Last updated: Sun 5 Apr 2015, 12:48 PM

The KSE 100-share index was off 391.53 points at 11,961.66, from the previous 12,353.19, eroding Rs105 billion from the market capital at Rs3,690 billion. Its junior partner the 30-share index suffered a fall of 596.62 points at 13852.52.

As a matter of fact the market was saved from a total collapse thanks to timely corrective step taken by the Security and Exchange Commission of Pakistan (SECP), which reduced the lower cap from the previous five per cent to one per cent, to limit the daily fall.

An idea of the market's nervousness and lack of support may well be had from the fact that the daily volume figure hit an eight-year low at 11.117 million shares and analysts said it could fall further as investors are not inclined to cover positions even at the current lower levels.

Price changes were, therefore, mostly fractional but the cumulative loss over the week in most of the leading shares was fairly sharp, reflecting the exit of stray foreign interest probably at a loss.

The investors were already worried over the outcome of security forces operation in FATA.

The turmoil on the currency markets after the rupee fell to 70.00 a dollar further accentuated the situation in the share market as investors played safe awaiting some of official intervention to forestall fresh price erosions.

The single-session trading volume fell to an all-time low level of 5.349 million shares amid slack demand owing to investor worries over the security forces operation in the tribal areas and fears of its negative fallout elsewhere, analysts said.

The previous single-session turnover was hit at 15.141 million shares on September 3,2001 after the implementation of T-3 trading system on the KSE.
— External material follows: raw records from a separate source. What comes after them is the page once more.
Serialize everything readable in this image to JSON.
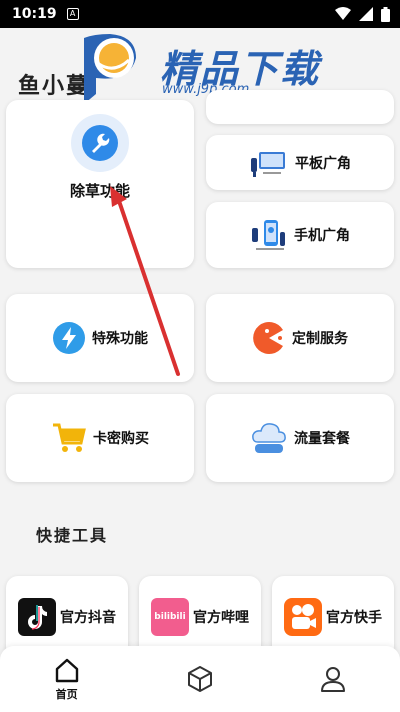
{
  "status_bar": {
    "time": "10:19",
    "notification_glyph": "A"
  },
  "header": {
    "app_title": "鱼小蔓"
  },
  "watermark": {
    "title": "精品下载",
    "url": "www.j9p.com",
    "color": "#2a63b4"
  },
  "features": {
    "weeding": {
      "label": "除草功能",
      "icon": "wrench-icon",
      "icon_color": "#2f8ae8"
    },
    "tablet_wide": {
      "label": "平板广角",
      "icon": "tablet-icon"
    },
    "phone_wide": {
      "label": "手机广角",
      "icon": "phone-icon"
    },
    "special": {
      "label": "特殊功能",
      "icon": "lightning-icon",
      "icon_color": "#2f9ce8"
    },
    "custom_service": {
      "label": "定制服务",
      "icon": "pacman-icon",
      "icon_color": "#f05a2a"
    },
    "card_purchase": {
      "label": "卡密购买",
      "icon": "cart-icon",
      "icon_color": "#f2b40a"
    },
    "data_package": {
      "label": "流量套餐",
      "icon": "cloud-icon",
      "icon_color": "#4a8fe0"
    }
  },
  "quick_tools": {
    "title": "快捷工具",
    "items": [
      {
        "label": "官方抖音",
        "icon": "douyin-icon"
      },
      {
        "label": "官方哔哩",
        "icon": "bilibili-icon",
        "icon_text": "bilibili"
      },
      {
        "label": "官方快手",
        "icon": "kuaishou-icon"
      }
    ]
  },
  "bottom_nav": {
    "items": [
      {
        "label": "首页",
        "icon": "home-icon"
      },
      {
        "label": "",
        "icon": "cube-icon"
      },
      {
        "label": "",
        "icon": "user-icon"
      }
    ]
  },
  "annotation_color": "#d93030"
}
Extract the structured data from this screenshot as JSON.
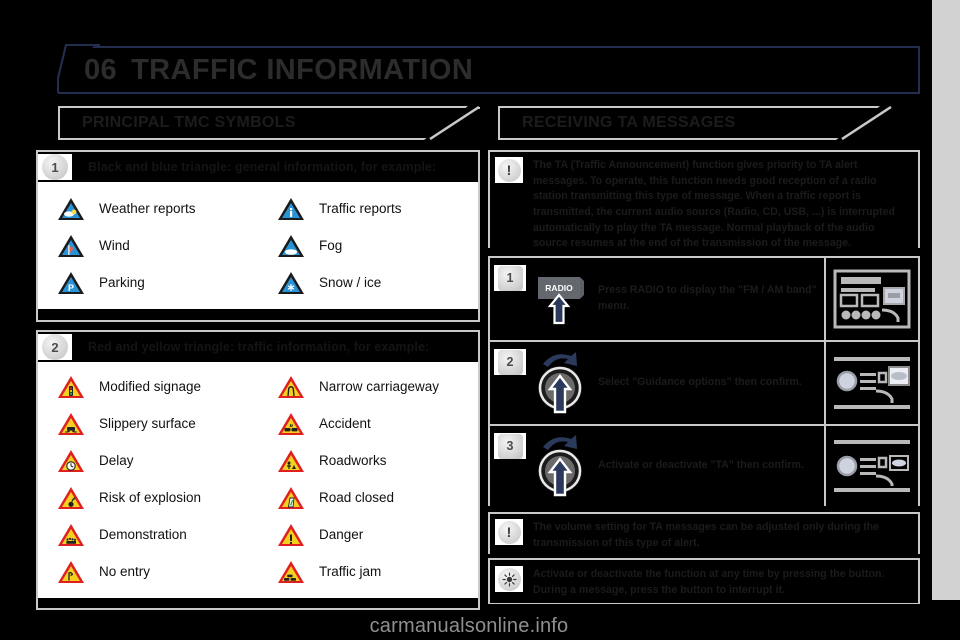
{
  "header": {
    "chapter_number": "06",
    "title": "TRAFFIC INFORMATION",
    "accent_color": "#232d4d"
  },
  "left_column": {
    "section_title": "PRINCIPAL TMC SYMBOLS",
    "groups": [
      {
        "badge": "1",
        "heading": "Black and blue triangle: general information, for example:",
        "symbol_style": "blue-triangle",
        "symbols": [
          {
            "label": "Weather reports",
            "icon": "weather-triangle-icon"
          },
          {
            "label": "Traffic reports",
            "icon": "info-triangle-icon"
          },
          {
            "label": "Wind",
            "icon": "wind-triangle-icon"
          },
          {
            "label": "Fog",
            "icon": "fog-triangle-icon"
          },
          {
            "label": "Parking",
            "icon": "parking-triangle-icon"
          },
          {
            "label": "Snow / ice",
            "icon": "snow-ice-triangle-icon"
          }
        ]
      },
      {
        "badge": "2",
        "heading": "Red and yellow triangle: traffic information, for example:",
        "symbol_style": "yellow-triangle",
        "symbols": [
          {
            "label": "Modified signage",
            "icon": "traffic-light-triangle-icon"
          },
          {
            "label": "Narrow carriageway",
            "icon": "narrow-road-triangle-icon"
          },
          {
            "label": "Slippery surface",
            "icon": "slippery-triangle-icon"
          },
          {
            "label": "Accident",
            "icon": "accident-triangle-icon"
          },
          {
            "label": "Delay",
            "icon": "clock-triangle-icon"
          },
          {
            "label": "Roadworks",
            "icon": "roadworks-triangle-icon"
          },
          {
            "label": "Risk of explosion",
            "icon": "explosion-triangle-icon"
          },
          {
            "label": "Road closed",
            "icon": "road-closed-triangle-icon"
          },
          {
            "label": "Demonstration",
            "icon": "demonstration-triangle-icon"
          },
          {
            "label": "Danger",
            "icon": "danger-triangle-icon"
          },
          {
            "label": "No entry",
            "icon": "no-entry-triangle-icon"
          },
          {
            "label": "Traffic jam",
            "icon": "traffic-jam-triangle-icon"
          }
        ]
      }
    ]
  },
  "right_column": {
    "section_title": "RECEIVING TA MESSAGES",
    "intro_note": {
      "icon": "warning-exclamation-icon",
      "text": "The TA (Traffic Announcement) function gives priority to TA alert messages. To operate, this function needs good reception of a radio station transmitting this type of message. When a traffic report is transmitted, the current audio source (Radio, CD, USB, ...) is interrupted automatically to play the TA message. Normal playback of the audio source resumes at the end of the transmission of the message."
    },
    "steps": [
      {
        "number": "1",
        "control": "radio-button-control",
        "control_label": "RADIO",
        "text": "Press RADIO to display the \"FM / AM band\" menu.",
        "thumb": "screen-thumbnail-1"
      },
      {
        "number": "2",
        "control": "rotary-knob-control",
        "control_label": "",
        "text": "Select \"Guidance options\" then confirm.",
        "thumb": "screen-thumbnail-2"
      },
      {
        "number": "3",
        "control": "rotary-knob-control",
        "control_label": "",
        "text": "Activate or deactivate \"TA\" then confirm.",
        "thumb": "screen-thumbnail-3"
      }
    ],
    "footer_notes": [
      {
        "icon": "warning-exclamation-icon",
        "text": "The volume setting for TA messages can be adjusted only during the transmission of this type of alert."
      },
      {
        "icon": "tip-sun-icon",
        "text": "Activate or deactivate the function at any time by pressing the button. During a message, press the button to interrupt it."
      }
    ]
  },
  "watermark": "carmanualsonline.info"
}
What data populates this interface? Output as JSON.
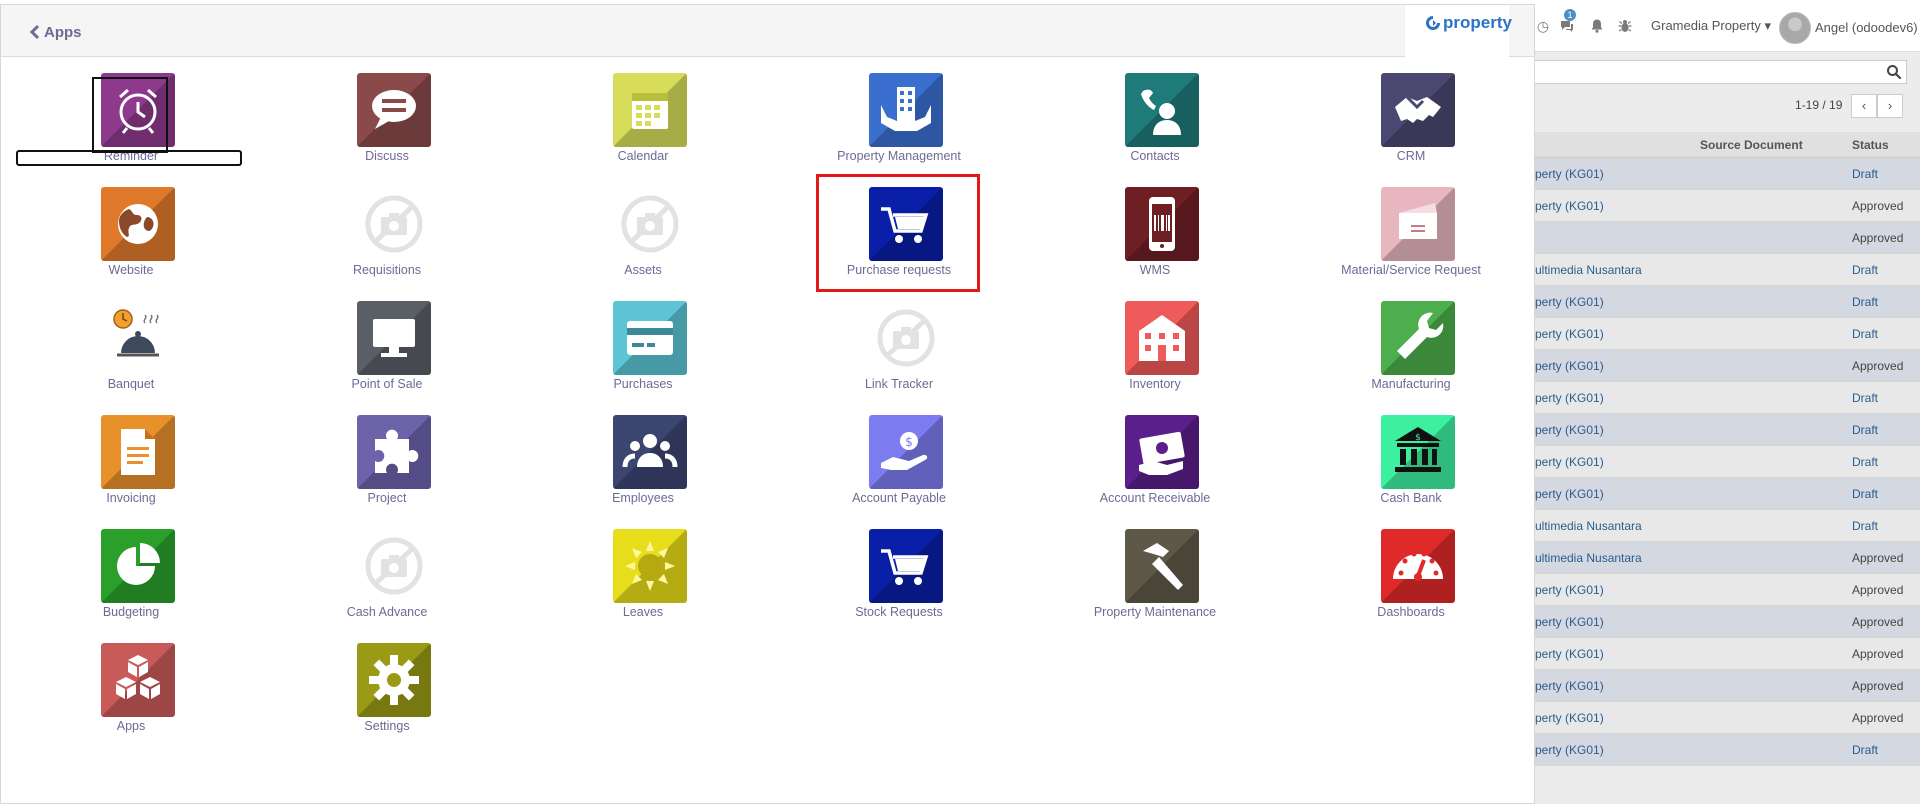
{
  "header": {
    "back_label": "Apps",
    "logo_text": "property"
  },
  "topbar": {
    "chat_badge": "1",
    "company": "Gramedia Property",
    "user": "Angel (odoodev6)"
  },
  "list": {
    "pager": "1-19 / 19",
    "columns": {
      "source": "Source Document",
      "status": "Status"
    },
    "rows": [
      {
        "source": "perty (KG01)",
        "status": "Draft"
      },
      {
        "source": "perty (KG01)",
        "status": "Approved"
      },
      {
        "source": "",
        "status": "Approved"
      },
      {
        "source": "ultimedia Nusantara",
        "status": "Draft"
      },
      {
        "source": "perty (KG01)",
        "status": "Draft"
      },
      {
        "source": "perty (KG01)",
        "status": "Draft"
      },
      {
        "source": "perty (KG01)",
        "status": "Approved"
      },
      {
        "source": "perty (KG01)",
        "status": "Draft"
      },
      {
        "source": "perty (KG01)",
        "status": "Draft"
      },
      {
        "source": "perty (KG01)",
        "status": "Draft"
      },
      {
        "source": "perty (KG01)",
        "status": "Draft"
      },
      {
        "source": "ultimedia Nusantara",
        "status": "Draft"
      },
      {
        "source": "ultimedia Nusantara",
        "status": "Approved"
      },
      {
        "source": "perty (KG01)",
        "status": "Approved"
      },
      {
        "source": "perty (KG01)",
        "status": "Approved"
      },
      {
        "source": "perty (KG01)",
        "status": "Approved"
      },
      {
        "source": "perty (KG01)",
        "status": "Approved"
      },
      {
        "source": "perty (KG01)",
        "status": "Approved"
      },
      {
        "source": "perty (KG01)",
        "status": "Draft"
      }
    ]
  },
  "apps": [
    {
      "label": "Reminder",
      "icon": "alarm-clock-icon",
      "color": "#8e3a8c"
    },
    {
      "label": "Discuss",
      "icon": "chat-bubble-icon",
      "color": "#8a4a4a"
    },
    {
      "label": "Calendar",
      "icon": "calendar-icon",
      "color": "#d7dd5a"
    },
    {
      "label": "Property Management",
      "icon": "building-hands-icon",
      "color": "#3a6fd0"
    },
    {
      "label": "Contacts",
      "icon": "contact-phone-icon",
      "color": "#1f7a7a"
    },
    {
      "label": "CRM",
      "icon": "handshake-icon",
      "color": "#4a4870"
    },
    {
      "label": "Website",
      "icon": "globe-icon",
      "color": "#e07a2a"
    },
    {
      "label": "Requisitions",
      "icon": "no-camera-icon",
      "color": "#ffffff"
    },
    {
      "label": "Assets",
      "icon": "no-camera-icon",
      "color": "#ffffff"
    },
    {
      "label": "Purchase requests",
      "icon": "shopping-cart-icon",
      "color": "#0a1fa8"
    },
    {
      "label": "WMS",
      "icon": "mobile-barcode-icon",
      "color": "#6e1f24"
    },
    {
      "label": "Material/Service Request",
      "icon": "envelope-card-icon",
      "color": "#e8b6bf"
    },
    {
      "label": "Banquet",
      "icon": "food-cloche-icon",
      "color": "#ffffff"
    },
    {
      "label": "Point of Sale",
      "icon": "monitor-icon",
      "color": "#5a5f66"
    },
    {
      "label": "Purchases",
      "icon": "credit-card-icon",
      "color": "#5cc4d4"
    },
    {
      "label": "Link Tracker",
      "icon": "no-camera-icon",
      "color": "#ffffff"
    },
    {
      "label": "Inventory",
      "icon": "warehouse-icon",
      "color": "#ef5a5a"
    },
    {
      "label": "Manufacturing",
      "icon": "wrench-icon",
      "color": "#4cae4c"
    },
    {
      "label": "Invoicing",
      "icon": "document-icon",
      "color": "#e8902a"
    },
    {
      "label": "Project",
      "icon": "puzzle-icon",
      "color": "#6c63aa"
    },
    {
      "label": "Employees",
      "icon": "people-icon",
      "color": "#3c4470"
    },
    {
      "label": "Account Payable",
      "icon": "hand-money-icon",
      "color": "#7c7cf0"
    },
    {
      "label": "Account Receivable",
      "icon": "cash-hand-icon",
      "color": "#5a1f8a"
    },
    {
      "label": "Cash Bank",
      "icon": "bank-icon",
      "color": "#3cf0a0"
    },
    {
      "label": "Budgeting",
      "icon": "pie-chart-icon",
      "color": "#2aa02a"
    },
    {
      "label": "Cash Advance",
      "icon": "no-camera-icon",
      "color": "#ffffff"
    },
    {
      "label": "Leaves",
      "icon": "sun-icon",
      "color": "#e8dd1a"
    },
    {
      "label": "Stock Requests",
      "icon": "shopping-cart-icon",
      "color": "#0a1fa8"
    },
    {
      "label": "Property Maintenance",
      "icon": "hammer-icon",
      "color": "#5e5848"
    },
    {
      "label": "Dashboards",
      "icon": "speedometer-icon",
      "color": "#e02a2a"
    },
    {
      "label": "Apps",
      "icon": "cubes-icon",
      "color": "#c95a5a"
    },
    {
      "label": "Settings",
      "icon": "gear-icon",
      "color": "#9a9a14"
    }
  ]
}
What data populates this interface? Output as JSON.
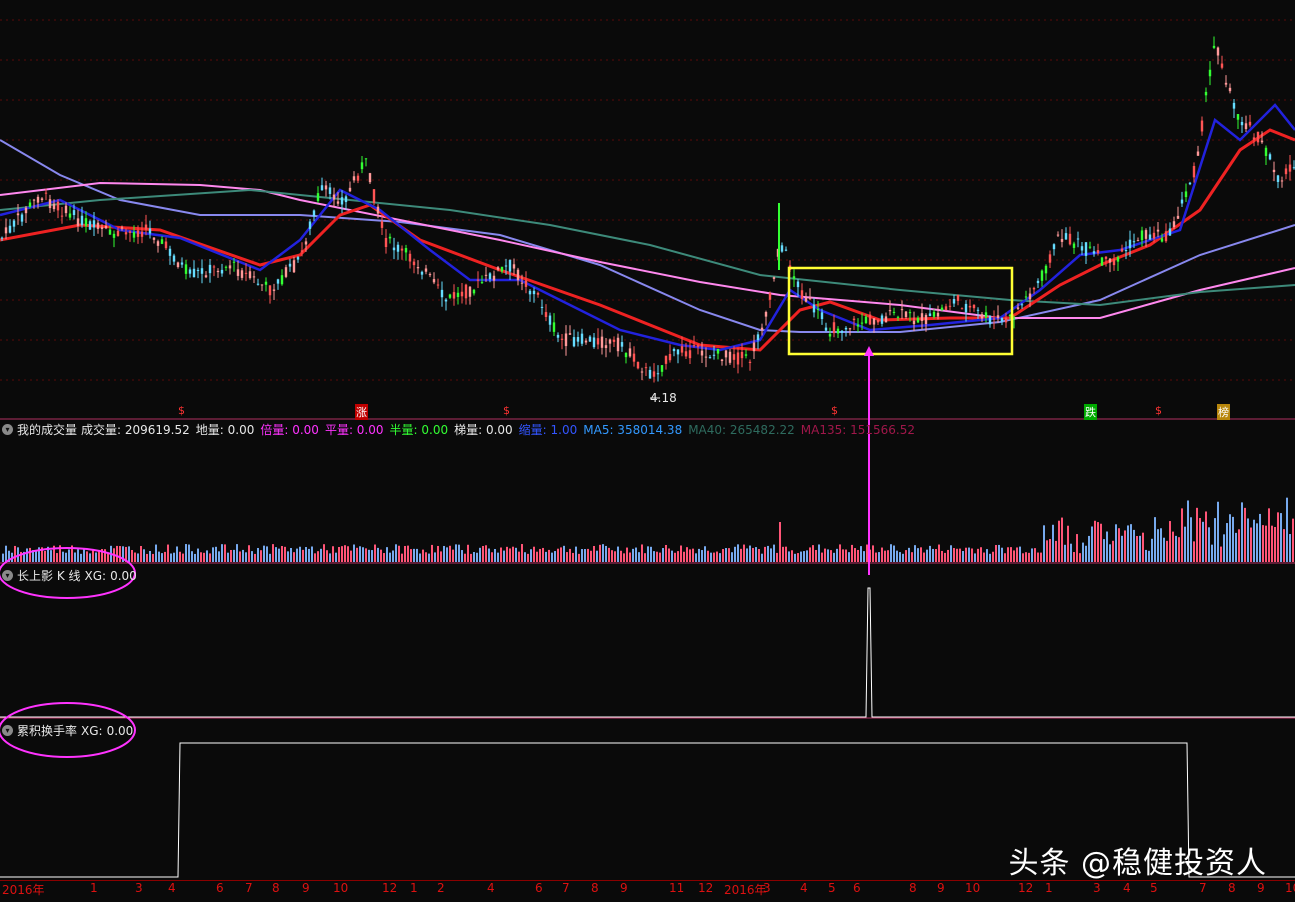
{
  "chart_data": {
    "type": "candlestick-with-indicators",
    "main_panel": {
      "low_annotation": "4.18",
      "signals": [
        {
          "label": "$",
          "color": "#ff3333"
        },
        {
          "label": "涨",
          "color": "#ffffff",
          "bg": "#c00000"
        },
        {
          "label": "$",
          "color": "#ff3333"
        },
        {
          "label": "$",
          "color": "#ff3333"
        },
        {
          "label": "跌",
          "color": "#ffffff",
          "bg": "#00aa00"
        },
        {
          "label": "$",
          "color": "#ff3333"
        },
        {
          "label": "榜",
          "color": "#ffffff",
          "bg": "#b8860b"
        }
      ],
      "highlight_box_color": "#ffff33",
      "arrow_color": "#ff33ff"
    },
    "volume_panel": {
      "title": "我的成交量",
      "items": [
        {
          "label": "成交量:",
          "value": "209619.52",
          "color": "#e8e8e8"
        },
        {
          "label": "地量:",
          "value": "0.00",
          "color": "#e8e8e8"
        },
        {
          "label": "倍量:",
          "value": "0.00",
          "color": "#ff33ff"
        },
        {
          "label": "平量:",
          "value": "0.00",
          "color": "#ff33ff"
        },
        {
          "label": "半量:",
          "value": "0.00",
          "color": "#33ff33"
        },
        {
          "label": "梯量:",
          "value": "0.00",
          "color": "#e8e8e8"
        },
        {
          "label": "缩量:",
          "value": "1.00",
          "color": "#3355ff"
        },
        {
          "label": "MA5:",
          "value": "358014.38",
          "color": "#3399ff"
        },
        {
          "label": "MA40:",
          "value": "265482.22",
          "color": "#2e6b5e"
        },
        {
          "label": "MA135:",
          "value": "151566.52",
          "color": "#a0174a"
        }
      ]
    },
    "indicator1": {
      "title": "长上影 K 线",
      "xg_label": "XG:",
      "xg_value": "0.00"
    },
    "indicator2": {
      "title": "累积换手率",
      "xg_label": "XG:",
      "xg_value": "0.00"
    },
    "x_axis_ticks": [
      "2016年",
      "1",
      "3",
      "4",
      "6",
      "7",
      "8",
      "9",
      "10",
      "12",
      "1",
      "2",
      "4",
      "6",
      "7",
      "8",
      "9",
      "11",
      "12",
      "2016年",
      "3",
      "4",
      "5",
      "6",
      "8",
      "9",
      "10",
      "12",
      "1",
      "3",
      "4",
      "5",
      "7",
      "8",
      "9",
      "10"
    ]
  },
  "watermark": "头条 @稳健投资人"
}
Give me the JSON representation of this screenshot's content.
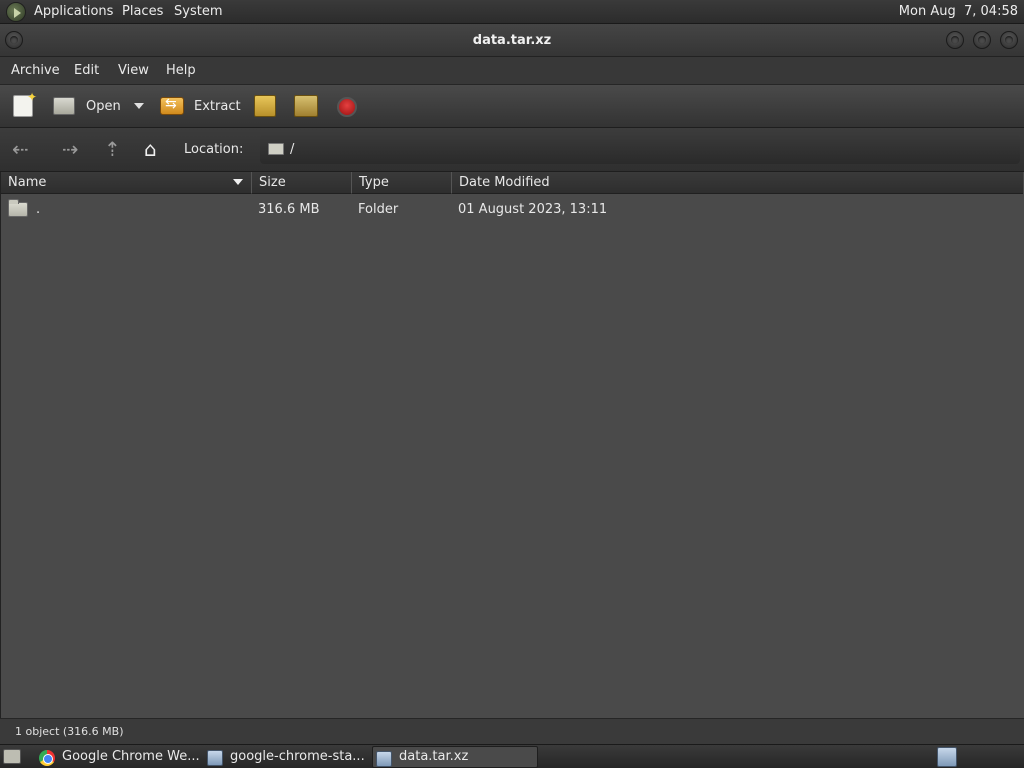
{
  "top_panel": {
    "menus": [
      "Applications",
      "Places",
      "System"
    ],
    "clock": "Mon Aug  7, 04:58"
  },
  "window": {
    "title": "data.tar.xz"
  },
  "menubar": {
    "items": [
      "Archive",
      "Edit",
      "View",
      "Help"
    ]
  },
  "toolbar": {
    "open_label": "Open",
    "extract_label": "Extract"
  },
  "location": {
    "label": "Location:",
    "path": "/"
  },
  "file_list": {
    "columns": [
      "Name",
      "Size",
      "Type",
      "Date Modified"
    ],
    "rows": [
      {
        "name": ".",
        "size": "316.6 MB",
        "type": "Folder",
        "date_modified": "01 August 2023, 13:11"
      }
    ]
  },
  "status": {
    "text": "1 object (316.6 MB)"
  },
  "taskbar": {
    "tasks": [
      "Google Chrome We...",
      "google-chrome-sta...",
      "data.tar.xz"
    ]
  }
}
But the terrible sluggishness reflects the market is heading for a major crisis in the coming weeks if the law and order situation did not improve and investors sought other avenue of investment sans stocks.

Stocks, therefore, ended the last financial year on a subdue note as leading investors remained conspicuous by their absence owing to the presence of more than one psychological depressants no positive news.

After opening unchanged at the previous weekend level, 12,353.19, the KSE 100-share index steadily declined to hit the week's low of 12,035.21 and after that despite stray late covering purchases in some of the leading base shares including MCB, OGDCL, pushed it to close at the lowest of the week.

"Although leading investors kept to the sidelines most of the time for obvious reasons but there was no panic selling from any quarter," analyst Ahsan Mehanti said. "Everyone is awaiting some good news, which are not around in the backdrop of more than one negative news," he added.

It was in this background that the KASB Securities made a firm provisional debut at Rs77.17 (face value Rs10 at a premium of Rs57.50 per share), but ended lower at the week's low of Rs67 on late selling owing to prevailing uncertain conditions.

"In the backdrop of ongoing operation in the tribal areas, tight money supply position, and a weak rupee investors think twice to go for fresh stocks," said an analyst Hasnain Asghar Ali.

He said the lowering of low cap to one per cent seems to have protected the market from a total collapse in the unfolding geo-political scenario and the absence of financial support.

"If all goes well on the political and national security fronts, the market could rebound from the current low on the strength of higher corporate announcements for the financial year ended on June 30, another analyst Ashraf Zakaria predicts.

But for the time being the market lacks even normal support as investors are out to get out of it instead of making fresh commitments even at the current lower levels, he added.